Definitivamente não há receita pronta nem “modelo de petição”. Há vivência, luta diária pela priorização institucional das pautas étnico-raciais, oitiva cuidadosa dos povos indígenas para criar estratégias não só a partir do que o livro diz, mas, preferencialmente, fora do gabinete, em uma aldeia ou uma comunidade indígena urbana. E é isto que vemos crescer pelas Defensorias Públicas Brasil afora. 
 
Evento histórico – Entre os dias 22 e 23 de fevereiro, foi realizado, em Brasília, o I Encontro da Frente Afro-Indígena das Defensoras e Defensores Públicos do Brasil, organizado pelo Fórum Justiça e a Associação Nacional das Defensoras e Defensores Públicos, com o apoio de suas Comissões de Igualdade Étnico-Racial e de Defesa dos Direitos dos Povos Indígenas.
 
Trata-se de um evento histórico por muitos motivos, como o fato de sua organização contar com o protagonismo de pessoas negras e indígenas. As posições de facilitadores, palestrantes, bem como de apresentadoras e apresentadores de práticas, contaram com o protagonismo de profissionais e defensores públicos também negros e indígenas.

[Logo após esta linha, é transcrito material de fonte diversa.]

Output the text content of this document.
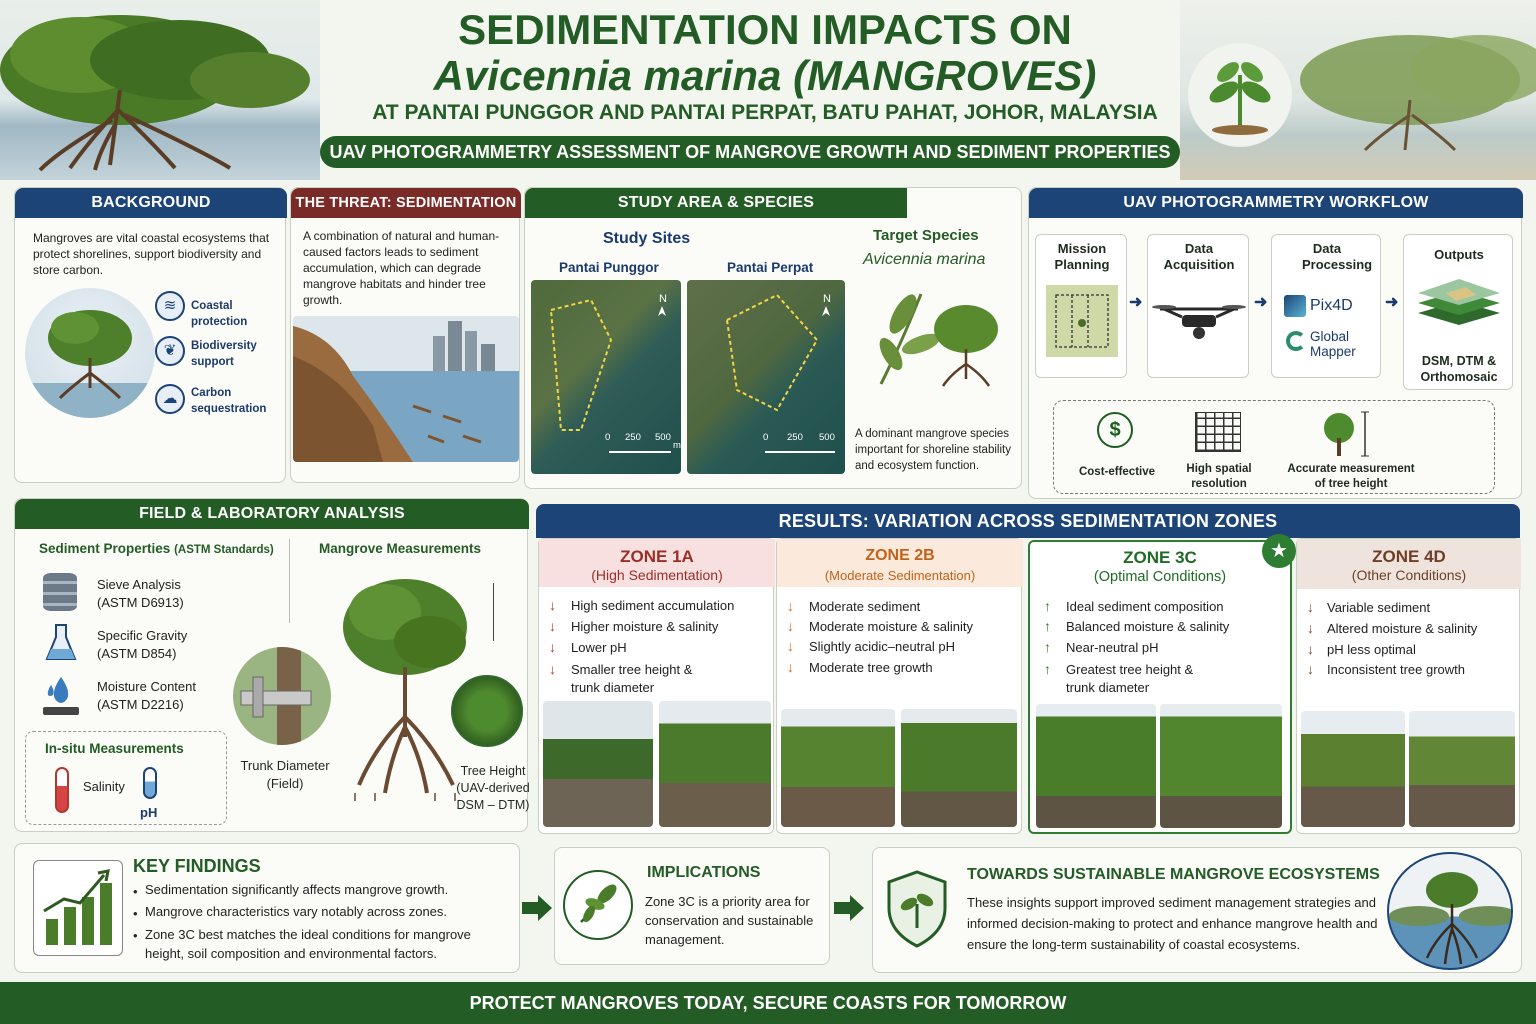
SEDIMENTATION IMPACTS ON
Avicennia marina (MANGROVES)
AT PANTAI PUNGGOR AND PANTAI PERPAT, BATU PAHAT, JOHOR, MALAYSIA
UAV PHOTOGRAMMETRY ASSESSMENT OF MANGROVE GROWTH AND SEDIMENT PROPERTIES
BACKGROUND
Mangroves are vital coastal ecosystems that protect shorelines, support biodiversity and store carbon.
≋	Coastal protection
❦	Biodiversity support
☁	Carbon sequestration
THE THREAT: SEDIMENTATION
A combination of natural and human-caused factors leads to sediment accumulation, which can degrade mangrove habitats and hinder tree growth.
STUDY AREA & SPECIES
Study Sites
Pantai Punggor	Pantai Perpat
N
0 250 500
m
N
0 250 500
Target Species
Avicennia marina
A dominant mangrove species important for shoreline stability and ecosystem function.
UAV PHOTOGRAMMETRY WORKFLOW
Mission Planning
➜
Data Acquisition
➜
Data Processing
Pix4D
Global Mapper
➜
Outputs
DSM, DTM & Orthomosaic
$
Cost-effective	High spatial resolution
Accurate measurement of tree height
FIELD & LABORATORY ANALYSIS
Sediment Properties (ASTM Standards)	Mangrove Measurements
Sieve Analysis
(ASTM D6913)
Specific Gravity
(ASTM D854)
Moisture Content
(ASTM D2216)
In-situ Measurements
Salinity
pH
Trunk Diameter (Field)
Tree Height (UAV-derived DSM – DTM)
RESULTS: VARIATION ACROSS SEDIMENTATION ZONES
ZONE 1A
(High Sedimentation)
↓	High sediment accumulation
↓	Higher moisture & salinity
↓	Lower pH
↓	Smaller tree height & trunk diameter
ZONE 2B
(Moderate Sedimentation)
↓	Moderate sediment
↓	Moderate moisture & salinity
↓	Slightly acidic–neutral pH
↓	Moderate tree growth
ZONE 3C
(Optimal Conditions)
★
↑	Ideal sediment composition
↑	Balanced moisture & salinity
↑	Near-neutral pH
↑	Greatest tree height & trunk diameter
ZONE 4D
(Other Conditions)
↓	Variable sediment
↓	Altered moisture & salinity
↓	pH less optimal
↓	Inconsistent tree growth
KEY FINDINGS
• Sedimentation significantly affects mangrove growth.
• Mangrove characteristics vary notably across zones.
• Zone 3C best matches the ideal conditions for mangrove height, soil composition and environmental factors.
IMPLICATIONS
Zone 3C is a priority area for conservation and sustainable management.
TOWARDS SUSTAINABLE MANGROVE ECOSYSTEMS
These insights support improved sediment management strategies and informed decision-making to protect and enhance mangrove health and ensure the long-term sustainability of coastal ecosystems.
PROTECT MANGROVES TODAY, SECURE COASTS FOR TOMORROW
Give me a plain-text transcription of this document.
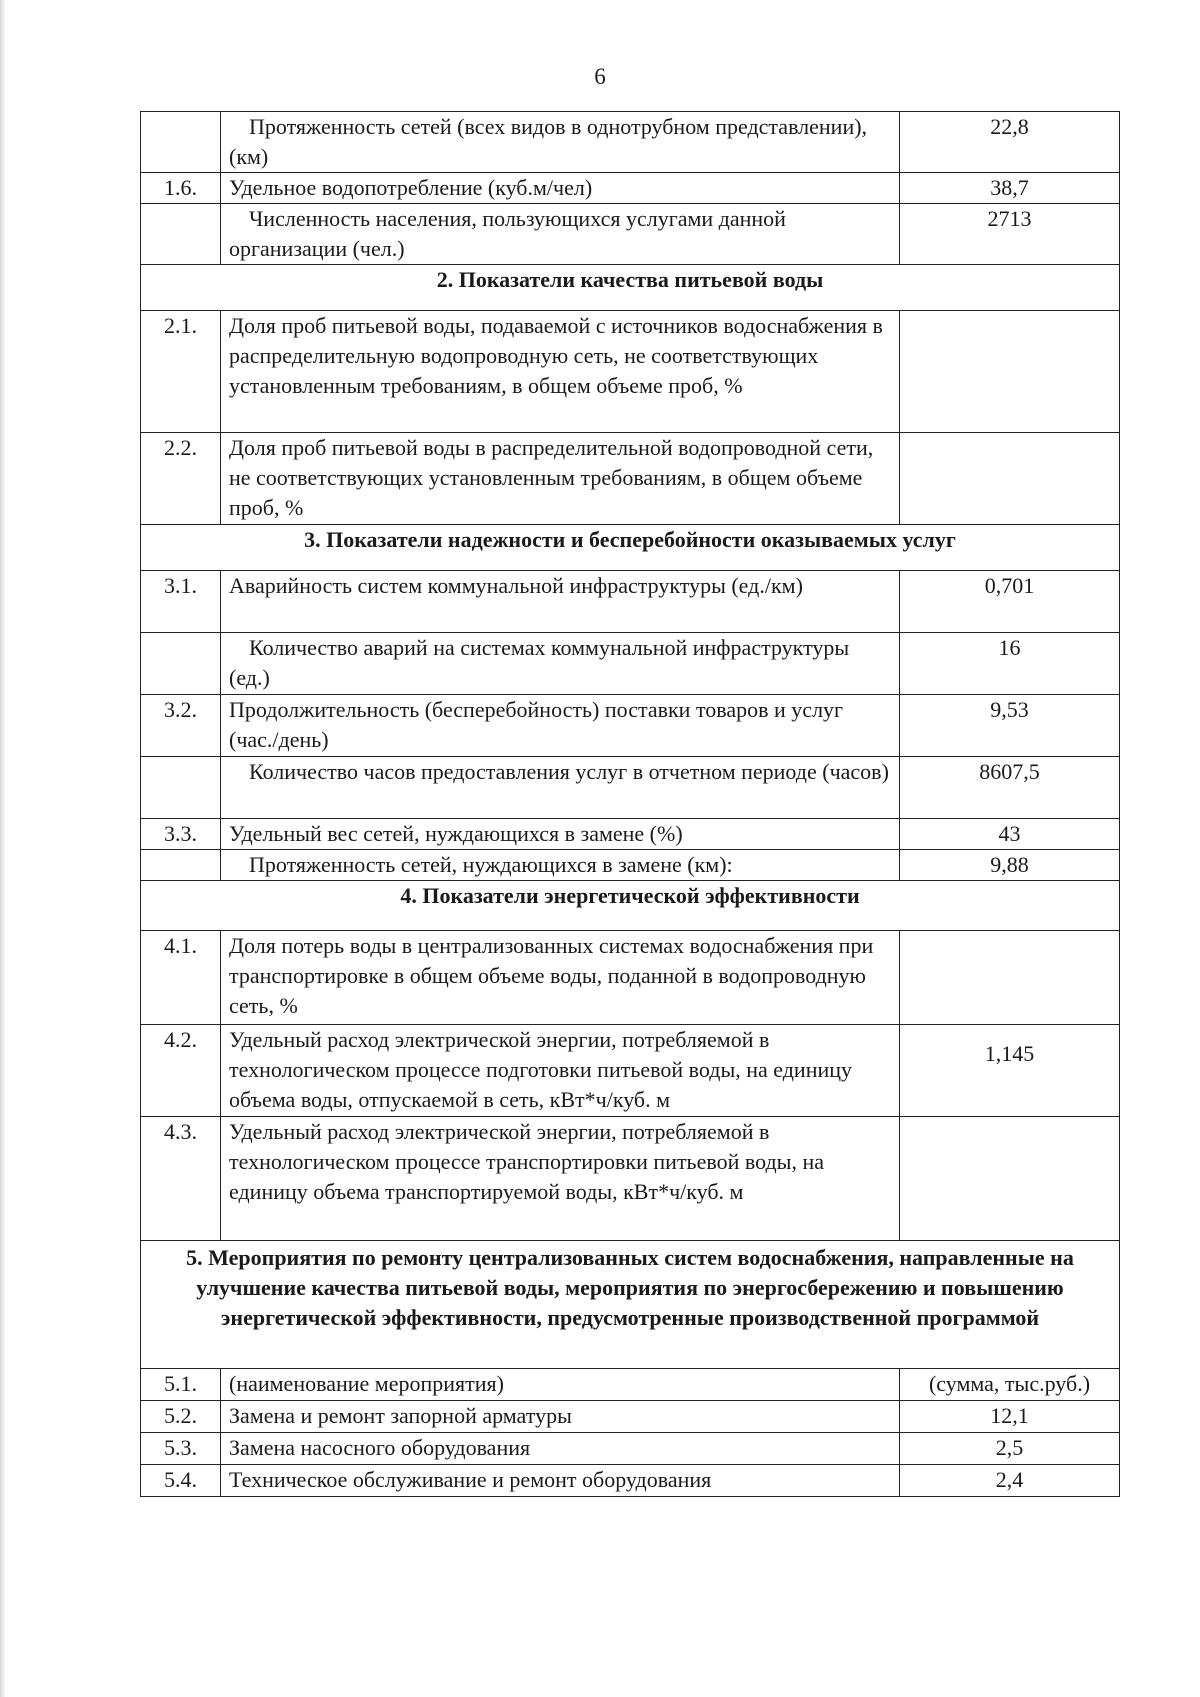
6
	Протяженность сетей (всех видов в однотрубном представлении), (км)	22,8
1.6.	Удельное водопотребление (куб.м/чел)	38,7
	Численность населения, пользующихся услугами данной организации (чел.)	2713
2. Показатели качества питьевой воды		
2.1.	Доля проб питьевой воды, подаваемой с источников водоснабжения в распределительную водопроводную сеть, не соответствующих установленным требованиям, в общем объеме проб, %	
2.2.	Доля проб питьевой воды в распределительной водопроводной сети, не соответствующих установленным требованиям, в общем объеме проб, %	
3. Показатели надежности и бесперебойности оказываемых услуг		
3.1.	Аварийность систем коммунальной инфраструктуры (ед./км)	0,701
	Количество аварий на системах коммунальной инфраструктуры (ед.)	16
3.2.	Продолжительность (бесперебойность) поставки товаров и услуг (час./день)	9,53
	Количество часов предоставления услуг в отчетном периоде (часов)	8607,5
3.3.	Удельный вес сетей, нуждающихся в замене (%)	43
	Протяженность сетей, нуждающихся в замене (км):	9,88
4. Показатели энергетической эффективности		
4.1.	Доля потерь воды в централизованных системах водоснабжения при транспортировке в общем объеме воды, поданной в водопроводную сеть, %	
4.2.	Удельный расход электрической энергии, потребляемой в технологическом процессе подготовки питьевой воды, на единицу объема воды, отпускаемой в сеть, кВт*ч/куб. м	1,145
4.3.	Удельный расход электрической энергии, потребляемой в технологическом процессе транспортировки питьевой воды, на единицу объема транспортируемой воды, кВт*ч/куб. м	
5. Мероприятия по ремонту централизованных систем водоснабжения, направленные на улучшение качества питьевой воды, мероприятия по энергосбережению и повышению энергетической эффективности, предусмотренные производственной программой		
5.1.	(наименование мероприятия)	(сумма, тыс.руб.)
5.2.	Замена и ремонт запорной арматуры	12,1
5.3.	Замена насосного оборудования	2,5
5.4.	Техническое обслуживание и ремонт оборудования	2,4
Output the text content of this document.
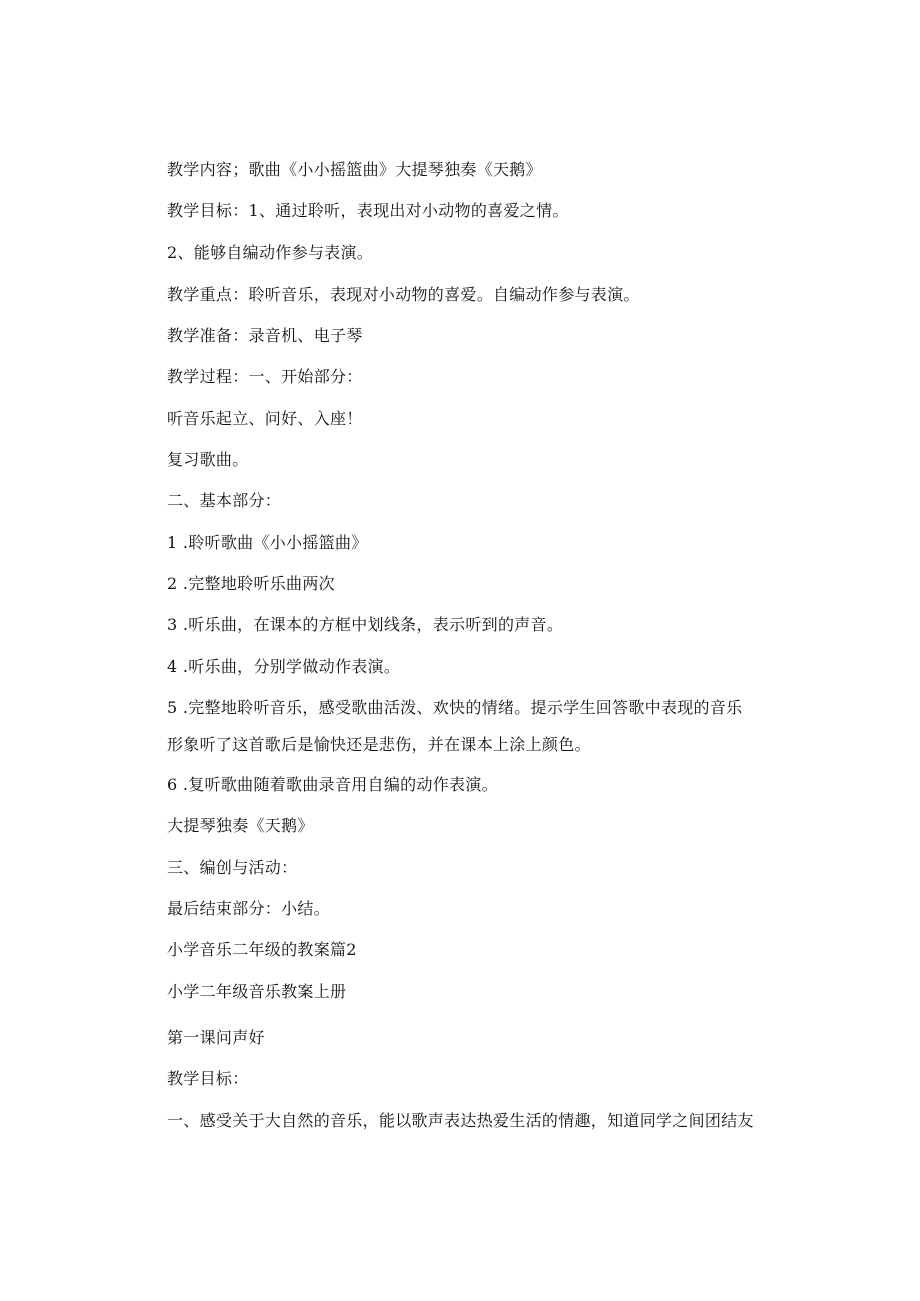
教学内容；歌曲《小小摇篮曲》大提琴独奏《天鹅》
教学目标：1、通过聆听，表现出对小动物的喜爱之情。
2、能够自编动作参与表演。
教学重点：聆听音乐，表现对小动物的喜爱。自编动作参与表演。
教学准备：录音机、电子琴
教学过程：一、开始部分：
听音乐起立、问好、入座！
复习歌曲。
二、基本部分：
1 .聆听歌曲《小小摇篮曲》
2 .完整地聆听乐曲两次
3 .听乐曲，在课本的方框中划线条，表示听到的声音。
4 .听乐曲，分别学做动作表演。
5 .完整地聆听音乐，感受歌曲活泼、欢快的情绪。提示学生回答歌中表现的音乐
形象听了这首歌后是愉快还是悲伤，并在课本上涂上颜色。
6 .复听歌曲随着歌曲录音用自编的动作表演。
大提琴独奏《天鹅》
三、编创与活动：
最后结束部分：小结。
小学音乐二年级的教案篇2
小学二年级音乐教案上册
第一课问声好
教学目标：
一、感受关于大自然的音乐，能以歌声表达热爱生活的情趣，知道同学之间团结友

Por fim, mas não menos importante, o encontro permitiu a apresentação de uma gama de práticas que nos possibilita mapear atuações consistentes na defesa dos direitos dos povos indígenas. 
 
Pudemos testemunhar uma Defensoria Pública que sai do gabinete e vai para o território, reinventando-se a partir do diálogo e da construção de vínculos de confiança com os povos indígenas. Os exemplos de atuações institucionais são muitos: o caso da CAPI Indígena, a Central de Atendimento e Peticionamento Inicial Indígena, criada pela Defensoria de Roraima dentro da TI Waimiri Atroari, gerida pela própria comunidade indígena, e que conseguiu erradicar o sub-registro no local. Também relevantes as estratégias de comunicação da Defensoria Pública da União criadas por jornalistas indígenas. 
 
Tiveram lugar as iniciativas acadêmicas com foco na experiência defensorial, com a pesquisa sobre mulheres indígenas encarceradas apresentado pela assessoria jurídica do Núcleo Institucional de Promoção e Defesa dos Povos Indígenas e da Igualdade Racial e Étnica (NUPIIR) da Defensoria Pública de Mato Grosso do Sul. Considerado pioneiro, o núcleo foi criado em 2018 e também apresentou atuação para erradicar o sub-registro de crianças indígenas nos territórios Guarani-Kaiowá por meio do mapeamento das escolas nas respectivas localidades. 
 
Do Mato Grosso do Sul veio, ainda, a experiência associativa da ADEP/MS na presidência do Conselho Estadual de Direitos Humanos, com a criação de uma comissão específica que apresentou relatório sobre a situação dos povos indígenas nas proximidades com a fronteira do Paraguai.  
 
Da Defensoria Pública de Minas Gerais foram trazidas várias práticas, como as reflexões sobre a priorização de meios consensuais e administrativos apresentadas pela Defensoria Pública de Minas Gerais; a atuação defensorial junto ao povo Maxakali para o acesso a direitos, sobretudo aqueles ligados à saúde e à família; e o trabalho da Defensoria Pública com a rede de proteção à criança e adolescente em Belo Horizonte buscando a garantia de direitos às crianças e adolescentes migrantes do povo Warao. 
 
Outro destaque foi a atuação da Defensoria Pública em grandes desastres socioambientais, como no atendimento, pela Defensoria Pública de Espírito Santo, a indígenas Comboios, Tupiniquim e Guarani atingidos pelo rompimento da Barragem do Fundão em Mariana (MG). Houve ainda o espaço para um workshop sobre protocolos de consulta prévia, livre e informada, tema tão caro aos povos indígenas.  
 
Temos um longo caminho pela frente para que as Defensorias Públicas e o sistema de justiça como um todo promovam os direitos dos povos indígenas de forma mais efetiva. Todavia, as vivências defensoriais pelo País, das quais tivemos uma amostragem bastante representativa no I Encontro Afro-Indígena das Defensoras e Defensores Públicos, nos indicam possíveis e necessárias vias.